Are you born or do you become Greek?
Walking on Thessaloniki's Aristotelous square some leaflets draw my attention.
"You are born Greek, you don't become Greek" it was the slogan on them, while they were calling people to condemn government's proposal for granting Greek citizenship to immigrants.
A few meters away, in the wall you could clearly see the graffiti-written message "Solidarity to all immigrants".
These two completely different approaches give the notion of a nation divided in two parts.
Why?
A recent law proposal of the government that aspires to grant citizenship to second-generation immigrants who are born in Greece raised a storm of arguments.
Although notoriously hospitable people, the Greeks still treat the immigration issues with great wariness.
In an opinion-poll conducted for Mega Channel during January, 64.9 percent of the participants responded positively in the perspective of granting citizenship to immigrants' children, however 49.6 percent said "No" to the citizenship for migrants who legally reside in the country during the last five years.
Apparently, the absence of a serious, well-structured, immigration policy consists an issue of high concern.
The country is, for almost two decades now, exposed to uncontrollable illegal migration due to its extended borders.
As columnist Stavros Ligeros points out in Kathimerini, "their (immigrants) number is continually increasing and as a result of this they live in ghettos, usually under terrible conditions."
It becomes clear that the state has to develop an immigration policy in order to safeguard the country's borders and, secondly, to create a legal framework for the best possible integration of the legal immigrants in Greek society.
Until now, the existence of a frightfully bureaucratic state system has failed to establish the needed circumstances for the gradual integration of these people in the society.

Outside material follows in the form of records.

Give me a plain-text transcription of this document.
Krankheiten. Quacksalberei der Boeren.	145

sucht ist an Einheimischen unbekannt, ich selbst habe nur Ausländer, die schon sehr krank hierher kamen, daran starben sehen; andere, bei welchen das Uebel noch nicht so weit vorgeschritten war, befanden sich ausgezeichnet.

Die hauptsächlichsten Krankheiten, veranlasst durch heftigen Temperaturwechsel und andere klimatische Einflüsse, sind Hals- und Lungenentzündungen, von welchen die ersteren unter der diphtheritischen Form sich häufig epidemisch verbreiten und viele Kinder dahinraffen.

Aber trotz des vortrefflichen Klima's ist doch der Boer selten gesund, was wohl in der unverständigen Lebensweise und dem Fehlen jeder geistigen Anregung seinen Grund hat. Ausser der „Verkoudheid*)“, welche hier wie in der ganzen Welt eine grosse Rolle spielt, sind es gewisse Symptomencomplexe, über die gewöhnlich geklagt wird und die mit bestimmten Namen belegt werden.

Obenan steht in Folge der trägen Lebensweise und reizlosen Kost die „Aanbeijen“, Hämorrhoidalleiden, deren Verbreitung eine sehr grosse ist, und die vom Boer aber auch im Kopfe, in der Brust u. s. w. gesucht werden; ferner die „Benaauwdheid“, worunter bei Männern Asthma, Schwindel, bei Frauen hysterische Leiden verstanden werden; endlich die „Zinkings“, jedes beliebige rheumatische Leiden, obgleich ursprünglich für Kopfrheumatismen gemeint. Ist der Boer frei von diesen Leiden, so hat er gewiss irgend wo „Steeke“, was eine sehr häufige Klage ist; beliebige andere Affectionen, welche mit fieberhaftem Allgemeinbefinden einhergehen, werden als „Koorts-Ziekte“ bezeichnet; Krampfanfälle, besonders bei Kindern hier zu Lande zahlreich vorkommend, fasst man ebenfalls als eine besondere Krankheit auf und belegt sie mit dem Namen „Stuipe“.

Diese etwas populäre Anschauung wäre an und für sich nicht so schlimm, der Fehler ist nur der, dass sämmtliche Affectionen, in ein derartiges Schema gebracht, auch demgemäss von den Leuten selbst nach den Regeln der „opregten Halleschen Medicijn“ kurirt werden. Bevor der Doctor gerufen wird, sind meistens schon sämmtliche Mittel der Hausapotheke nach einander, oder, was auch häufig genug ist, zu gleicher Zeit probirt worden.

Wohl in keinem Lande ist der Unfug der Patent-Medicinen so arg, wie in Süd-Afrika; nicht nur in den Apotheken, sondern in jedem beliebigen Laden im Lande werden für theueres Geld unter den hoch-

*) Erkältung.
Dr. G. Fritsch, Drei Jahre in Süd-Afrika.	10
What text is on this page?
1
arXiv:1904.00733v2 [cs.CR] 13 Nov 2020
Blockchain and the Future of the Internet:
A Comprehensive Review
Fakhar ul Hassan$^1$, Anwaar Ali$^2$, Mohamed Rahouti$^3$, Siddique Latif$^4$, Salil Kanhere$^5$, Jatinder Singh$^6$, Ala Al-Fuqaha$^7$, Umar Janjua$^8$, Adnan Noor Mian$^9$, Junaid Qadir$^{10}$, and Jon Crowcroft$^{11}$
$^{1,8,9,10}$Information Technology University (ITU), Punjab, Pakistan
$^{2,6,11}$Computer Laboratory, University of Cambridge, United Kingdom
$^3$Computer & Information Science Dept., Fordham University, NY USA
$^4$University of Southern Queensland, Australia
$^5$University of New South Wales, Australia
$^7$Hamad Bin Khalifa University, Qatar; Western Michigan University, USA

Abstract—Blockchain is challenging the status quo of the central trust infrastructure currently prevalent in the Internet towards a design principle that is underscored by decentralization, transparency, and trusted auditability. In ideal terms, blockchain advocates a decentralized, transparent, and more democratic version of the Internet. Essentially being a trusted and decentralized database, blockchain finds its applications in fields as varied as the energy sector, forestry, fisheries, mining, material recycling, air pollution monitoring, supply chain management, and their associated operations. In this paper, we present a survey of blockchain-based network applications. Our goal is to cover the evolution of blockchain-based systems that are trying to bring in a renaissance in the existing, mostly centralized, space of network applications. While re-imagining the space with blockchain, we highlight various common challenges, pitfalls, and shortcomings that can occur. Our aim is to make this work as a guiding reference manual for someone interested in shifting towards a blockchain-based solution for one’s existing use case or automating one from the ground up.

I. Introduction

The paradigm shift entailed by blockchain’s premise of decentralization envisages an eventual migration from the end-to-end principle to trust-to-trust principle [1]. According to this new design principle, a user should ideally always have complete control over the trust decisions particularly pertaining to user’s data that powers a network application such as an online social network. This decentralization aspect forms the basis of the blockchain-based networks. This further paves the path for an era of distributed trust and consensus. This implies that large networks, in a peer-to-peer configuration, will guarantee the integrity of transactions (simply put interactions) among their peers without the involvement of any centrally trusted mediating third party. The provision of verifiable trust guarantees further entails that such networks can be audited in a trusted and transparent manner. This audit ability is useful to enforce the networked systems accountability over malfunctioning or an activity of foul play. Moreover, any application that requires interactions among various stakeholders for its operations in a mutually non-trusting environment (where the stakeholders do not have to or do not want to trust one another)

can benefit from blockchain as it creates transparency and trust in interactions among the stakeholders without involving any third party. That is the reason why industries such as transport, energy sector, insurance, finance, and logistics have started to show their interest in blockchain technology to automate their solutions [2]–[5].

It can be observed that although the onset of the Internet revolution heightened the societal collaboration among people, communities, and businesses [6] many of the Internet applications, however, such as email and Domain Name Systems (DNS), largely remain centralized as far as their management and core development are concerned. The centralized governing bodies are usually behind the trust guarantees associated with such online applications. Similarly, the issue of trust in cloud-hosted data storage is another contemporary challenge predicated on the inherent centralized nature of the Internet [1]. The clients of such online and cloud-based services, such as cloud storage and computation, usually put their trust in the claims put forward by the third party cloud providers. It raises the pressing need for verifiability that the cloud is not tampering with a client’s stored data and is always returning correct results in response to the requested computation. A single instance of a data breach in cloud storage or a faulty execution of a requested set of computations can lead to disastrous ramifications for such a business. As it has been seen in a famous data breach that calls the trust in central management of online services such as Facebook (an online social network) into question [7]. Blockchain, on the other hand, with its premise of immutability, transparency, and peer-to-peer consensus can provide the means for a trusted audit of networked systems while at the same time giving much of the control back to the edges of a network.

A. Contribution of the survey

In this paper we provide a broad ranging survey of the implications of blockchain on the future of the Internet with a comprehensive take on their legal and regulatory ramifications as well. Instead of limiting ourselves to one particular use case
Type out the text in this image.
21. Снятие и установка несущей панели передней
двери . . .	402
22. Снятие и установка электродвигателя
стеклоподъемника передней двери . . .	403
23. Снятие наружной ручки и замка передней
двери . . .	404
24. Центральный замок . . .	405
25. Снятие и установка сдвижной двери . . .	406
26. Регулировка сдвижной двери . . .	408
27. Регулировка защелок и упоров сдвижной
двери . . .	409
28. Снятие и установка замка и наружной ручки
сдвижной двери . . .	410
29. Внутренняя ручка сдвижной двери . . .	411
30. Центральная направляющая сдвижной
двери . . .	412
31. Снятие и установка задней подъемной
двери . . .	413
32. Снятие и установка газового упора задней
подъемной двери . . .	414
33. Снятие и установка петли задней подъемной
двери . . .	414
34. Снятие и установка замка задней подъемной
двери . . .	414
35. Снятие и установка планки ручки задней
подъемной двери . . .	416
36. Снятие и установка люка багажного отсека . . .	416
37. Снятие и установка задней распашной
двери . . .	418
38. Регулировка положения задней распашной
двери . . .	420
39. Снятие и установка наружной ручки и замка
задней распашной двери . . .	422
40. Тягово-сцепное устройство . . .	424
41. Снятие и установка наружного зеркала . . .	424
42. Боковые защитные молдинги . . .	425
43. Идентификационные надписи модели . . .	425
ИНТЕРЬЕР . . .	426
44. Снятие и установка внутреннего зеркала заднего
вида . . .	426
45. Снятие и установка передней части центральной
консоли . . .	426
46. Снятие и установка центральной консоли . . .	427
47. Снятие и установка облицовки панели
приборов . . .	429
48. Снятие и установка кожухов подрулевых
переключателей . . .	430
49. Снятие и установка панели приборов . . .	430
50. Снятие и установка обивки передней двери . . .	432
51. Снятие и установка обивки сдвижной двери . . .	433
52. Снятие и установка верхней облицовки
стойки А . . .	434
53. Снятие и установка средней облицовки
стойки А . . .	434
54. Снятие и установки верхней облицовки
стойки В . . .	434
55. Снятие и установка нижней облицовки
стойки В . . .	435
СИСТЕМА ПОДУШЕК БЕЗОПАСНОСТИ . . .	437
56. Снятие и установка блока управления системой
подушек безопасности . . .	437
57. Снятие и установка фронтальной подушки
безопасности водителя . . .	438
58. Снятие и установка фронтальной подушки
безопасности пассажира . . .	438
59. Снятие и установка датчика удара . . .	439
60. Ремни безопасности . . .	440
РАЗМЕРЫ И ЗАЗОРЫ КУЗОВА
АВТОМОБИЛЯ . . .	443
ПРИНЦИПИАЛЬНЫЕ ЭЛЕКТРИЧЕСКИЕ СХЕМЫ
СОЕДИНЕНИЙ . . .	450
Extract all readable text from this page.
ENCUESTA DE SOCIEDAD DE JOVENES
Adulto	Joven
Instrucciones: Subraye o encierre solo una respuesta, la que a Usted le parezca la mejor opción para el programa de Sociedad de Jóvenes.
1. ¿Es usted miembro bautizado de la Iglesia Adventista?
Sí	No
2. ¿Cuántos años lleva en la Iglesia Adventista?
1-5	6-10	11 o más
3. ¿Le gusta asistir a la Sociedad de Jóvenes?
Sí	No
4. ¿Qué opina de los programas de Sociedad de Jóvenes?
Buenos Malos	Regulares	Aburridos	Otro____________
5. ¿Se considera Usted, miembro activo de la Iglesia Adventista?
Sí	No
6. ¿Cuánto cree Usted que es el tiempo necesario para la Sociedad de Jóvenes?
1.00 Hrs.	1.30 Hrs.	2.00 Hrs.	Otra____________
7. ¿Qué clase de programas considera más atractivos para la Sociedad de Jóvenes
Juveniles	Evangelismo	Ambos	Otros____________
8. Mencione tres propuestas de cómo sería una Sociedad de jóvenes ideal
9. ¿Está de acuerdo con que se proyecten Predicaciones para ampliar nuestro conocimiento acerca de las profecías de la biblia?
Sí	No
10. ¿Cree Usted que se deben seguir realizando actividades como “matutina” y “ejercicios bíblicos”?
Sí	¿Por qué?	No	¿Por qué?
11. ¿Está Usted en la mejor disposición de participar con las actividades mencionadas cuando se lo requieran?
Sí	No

Nonetheless, it is known that non-integration means more ghettos and therefore social exclusion.
Many Greeks who arrived as migrants in Australia, the United States or Germany in the middle of the previous century certainly understand what means to be socially excluded.
On that point, the scare mongering rhetoric of the far-right comes to exploit every available fear.
The country's present unstable economic condition, the rising unemployment levels and the occasional increase of crime rates usually become a political "tool" in the hands of the extreme, xenophobic, voices.
But, actually, this rhetoric is the curtain of some vicious obsessions.
The true reasons behind xenophobia is neither the fear for jobs nor for security.
Undoubtedly, the most dangerous ideas derive from the so-called "law of blood."
Given the fact that Greece is one of Europe's least ethnically diverse countries (almost 96 percent of the inhabitants claim Greek ethnicity and Greek Christian Orthodox religion), the extreme speculators try to create the fear of lost homogeneity.
Surprisingly, they want to ignore that the essence of Greekness doesn't exist in race, blood or religion but in the so-called Hellenic education and Hellenism's admirable capacity to assimilate foreign cultures.
"It was the great ancient orator, Isocrates, who praised the intellectual achievements of Athens noting that the title of being Hellene became "a badge of education rather than of common descent."